In Variety, John Anderson called the film "well-intentioned but a victim of its own high cinematic values" and added, "The young black faces are too beautiful, the landscapes too pretty, and the personal stories of slaughter too scripted ... The formal devices of the film, and the lack of spontaneity in the children's words, do little to sell the message of the movie ... While the pic may be targeting Westerners who want to feel less awful about genocide and global negligence, it's hard to imagine War/Dance appealing to that crowd – or any other."

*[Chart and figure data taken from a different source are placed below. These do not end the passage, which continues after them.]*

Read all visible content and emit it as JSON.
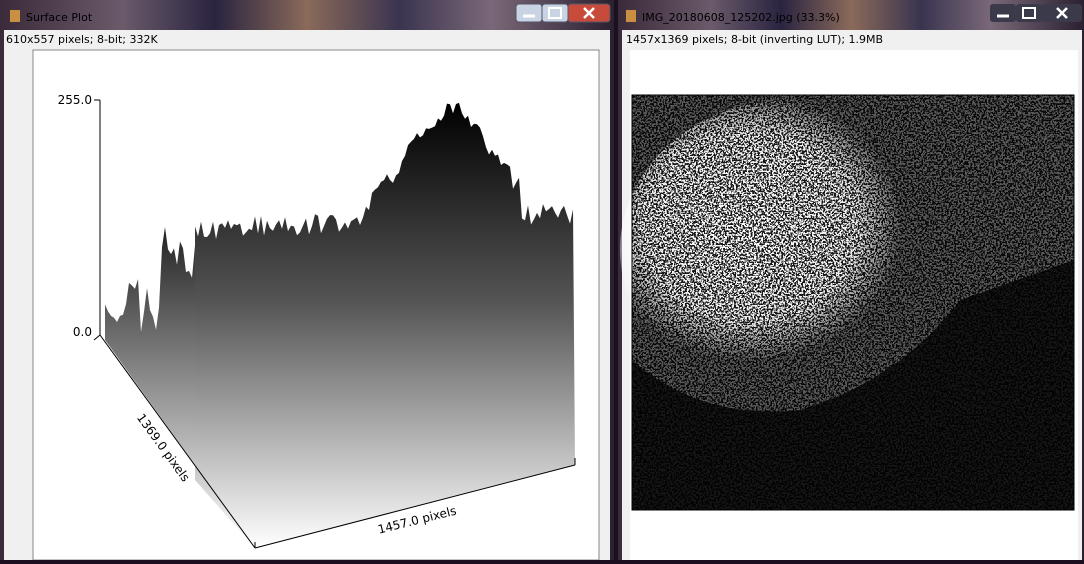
{
  "windows": [
    {
      "title": "Surface Plot",
      "info": "610x557 pixels; 8-bit; 332K",
      "plot": {
        "z_max_label": "255.0",
        "z_min_label": "0.0",
        "y_axis_label": "1369.0 pixels",
        "x_axis_label": "1457.0 pixels"
      }
    },
    {
      "title": "IMG_20180608_125202.jpg (33.3%)",
      "info": "1457x1369 pixels; 8-bit (inverting LUT); 1.9MB"
    }
  ]
}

Rachel Howard of the San Francisco Chronicle wrote, "Visually, the film is anything but gritty, and some might say the cinematic beauty – and the children's controlled, likely coached interviews – glosses reality. But the tension of a brutality that can hardly be imagined let alone depicted, and the dignity of these precociously adult children as they must press on with their lives with little room for mourning or self-pity, is the point. The climactic trip to the competition offers an uplift that feels more like relief than triumph after the film's most disturbing tales."

In The Village Voice, Jim Ridley wrote, "The movie comes across as desperately, even irritatingly contrived, but I'd be lying if I didn't say it overcame my naturally complacent instincts — which would be to watch something (anything) else, to not get haunted by that closing litany of websites for global action."

==Additional awards==
- Emmy Award for Best Documentary and Best Cinematography (winner)
- Aspen Filmfest Audience Award for Best Documentary (winner)
- Jackson Hole Film Festival Cowboy Award for Best Cinematography (winner)
- Wisconsin Film Festival Audience Award for Best Documentary (winner)
- Woodstock Film Festival Audience Award for Best Documentary Feature (winner)
- Woodstock Film Festival Haskell Wexler Award for Best Cinematography (winner)
- ZagrebDox Film Festival Veliki pečat international competition award (winner)

==Outreach and non-profit work==
War Dance was produced by the 501(c)(3) non-profit film production company Shine Global. Founded in 2005 by Susan MacLaury and Albie Hecht, it is dedicated to ending the exploitation and abuse of children through films and other media that raise awareness and inspire change. Profits from their productions go back to local advocacy organizations that help the children that Shine documents. Shine Global partnered with AMREF during the production of War/Dance to aid the people of Uganda on the ground. When they returned to Uganda in 2008 to film WAR DANCE RETURNS, the filmmakers donated video equipment to the new Health Education Center that Shine Global helped to fund, and also established the Patongo Scholarship Fund.